This is a strange, unsettled time.
For the first time in our history, we’ve had a president indicted on federal charges; just a few weeks ago, he was indicted, again as a first on state charges. He also was found liable of sexual abuse in a civil case; again, this is new.
There are threats of violence that we should not allow to terrify us — that is, after all, how threats, by definition, slip over into terrorism — but we should not forget the violence on January 6, either. As we keep being told, when people tell us who they are and what they will do, we should believe them.
So it was oddly comforting to think about two stories in the paper this week.
Our time is unsettled, but not nearly as much as Maimonides’. He was born in Spain in 1135; the country went from being safe for Jews to being dangerous, and he and his family left first for Fez, and then, after Morocco, too, became unsafe, he moved through the Middle East before settling in Cairo.
Life was hard for everyone — Maimonides was a doctor, yes, but the medicine he practiced was the medicine of his day.
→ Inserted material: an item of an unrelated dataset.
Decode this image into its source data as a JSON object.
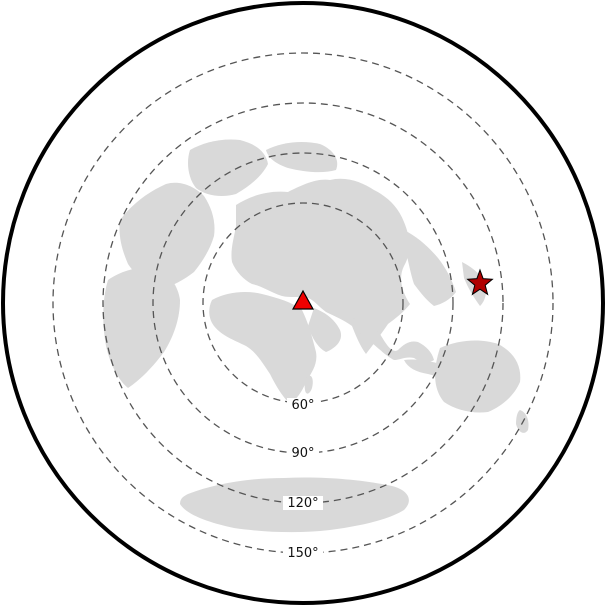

Life expectancy was nothing to write home about — if you could write, that is, and even if you could, there were no corner mailboxes and friendly mail carriers.
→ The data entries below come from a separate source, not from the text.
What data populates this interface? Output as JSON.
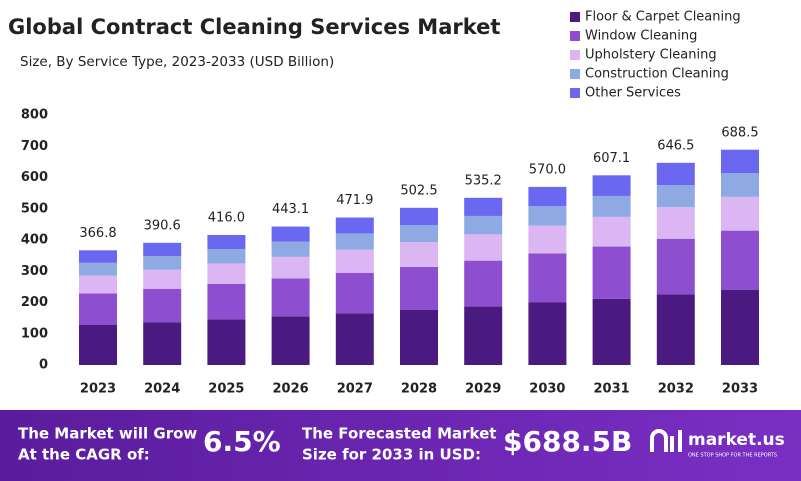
{
  "chart_data": {
    "type": "stacked_bar",
    "title": "Global Contract Cleaning Services Market",
    "subtitle": "Size, By Service Type, 2023-2033 (USD Billion)",
    "categories": [
      "2023",
      "2024",
      "2025",
      "2026",
      "2027",
      "2028",
      "2029",
      "2030",
      "2031",
      "2032",
      "2033"
    ],
    "series": [
      {
        "name": "Floor & Carpet Cleaning",
        "color": "#4b1a80",
        "values": [
          128,
          137,
          146,
          155,
          165,
          176,
          187,
          200,
          212,
          226,
          241
        ]
      },
      {
        "name": "Window Cleaning",
        "color": "#8d4fcf",
        "values": [
          101,
          107,
          114,
          122,
          130,
          138,
          147,
          157,
          167,
          178,
          189
        ]
      },
      {
        "name": "Upholstery Cleaning",
        "color": "#dcb6f2",
        "values": [
          57,
          61,
          65,
          69,
          74,
          79,
          84,
          89,
          95,
          101,
          108
        ]
      },
      {
        "name": "Construction Cleaning",
        "color": "#8fa9e2",
        "values": [
          41,
          43,
          46,
          49,
          52,
          55,
          59,
          62,
          67,
          71,
          76
        ]
      },
      {
        "name": "Other Services",
        "color": "#6a68f0",
        "values": [
          40,
          43,
          45,
          48,
          51,
          55,
          58,
          62,
          66,
          71,
          75
        ]
      }
    ],
    "totals": [
      366.8,
      390.6,
      416.0,
      443.1,
      471.9,
      502.5,
      535.2,
      570.0,
      607.1,
      646.5,
      688.5
    ],
    "totals_labels": [
      "366.8",
      "390.6",
      "416.0",
      "443.1",
      "471.9",
      "502.5",
      "535.2",
      "570.0",
      "607.1",
      "646.5",
      "688.5"
    ],
    "ylim": [
      0,
      800
    ],
    "yticks": [
      0,
      100,
      200,
      300,
      400,
      500,
      600,
      700,
      800
    ],
    "grid": false,
    "legend": "top-right"
  },
  "footer": {
    "cagr_text_1": "The Market will Grow",
    "cagr_text_2": "At the CAGR of:",
    "cagr": "6.5%",
    "forecast_text_1": "The Forecasted Market",
    "forecast_text_2": "Size for 2033 in USD:",
    "forecast": "$688.5B",
    "brand": "market.us",
    "tagline": "ONE STOP SHOP FOR THE REPORTS"
  }
}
And if it was hard to be a man, it was much, much harder to be a woman. You’d be likely to die in childbirth; if you survived, your community — looking at you, Moses Maimonides — was unlikely to honor your intellect or your inherent decency.
But there was the Rambam, as the exhibit at the YU Museum shows us, teaching, writing, talking, living on past his 66 years in people’s memories through his writing, his creativity, his grasp of philosophy, and his grip on people’s imaginations.
He lived in far far harder times than we do.
Then there’s David Ben-Gurion. He lived in what recognizably was our time — before the internet, yes, which would make our world just about unrecognizable to a time traveler from the middle of the last century (although they’d recognize the midcentury modern teak furniture that we see all over) — but he lived from 1886 to 1973, his life spanning three quarters of the 20th century.
Ben-Gurion lived through the Holocaust. He didn’t have to imagine the unimaginable evil. He saw it. And then he was the prime mover in establishing a state for the Jews who survived the evil. That’s extraordinary. He was a man of great charisma and extraordinary accomplishments.
We write about both of them in this week’s paper.
So when I look at the lunacy and threats of violence, impending authoritarianism, and growing antisemitism that confront us now, I realize that, as ugly as they seem, they’re nothing to what other people — other Jews — have endured.
May we have the wisdom and fortitude to remember that, and to help right the course of our own country.